UK Seniors champion Jimmy White held off Dominic Dale for a 4-3 victory over the Welshman while Ken Doherty compiled a 103 en route to recording a 4-2 scoreline against Peter Lines.
Former Irish Masters champion Peter Ebdon was downed in a tense decider by Alex Borg, though, while Belfast’s Swail squandered a 3-1 advantage in his crushing reverse against Chinese youngster Lu Haotian.
Meanwhile, Neil Robertson got his campaign off nicely thanks to a 4-1 win against Jamie Jones.
The Melbourne man needs a strong outing this week and again at the upcoming UK Championship in York if he’s to ensure he doesn’t miss the Masters in January for the first time in more than a decade.

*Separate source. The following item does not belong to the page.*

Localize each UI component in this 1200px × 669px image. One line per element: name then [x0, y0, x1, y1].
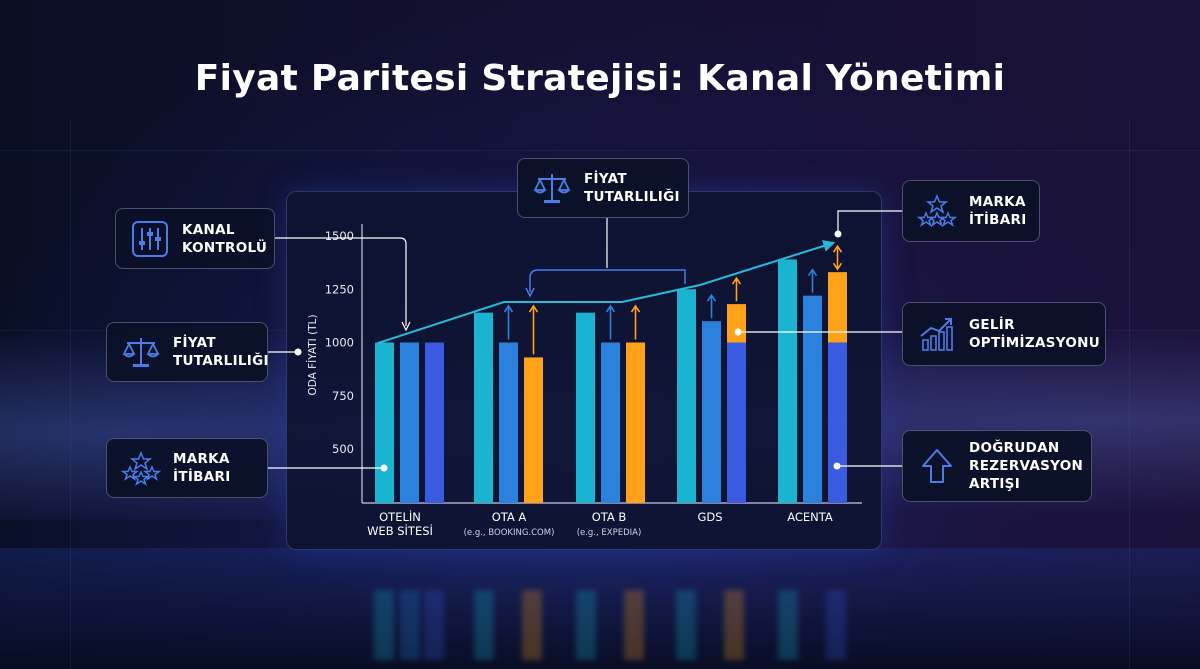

On a day of close encounters, Li Hang took advantage of some good fortune to fight back from 3-0 down and deny a frustrated Cao Yupeng in a final frame shoot-out, while there were 4-3 glories elsewhere for Joe Perry, Robert Milkins, Oliver Lines, Noppon Saengkham, Robin Hull, and Liam Highfield.
Among some of the other names to advance were Shanghai Masters quarter-finalist Kurt Maflin and three-time ranking event winner Ricky Walden.
Live coverage continues on Eurosport and Quest TV.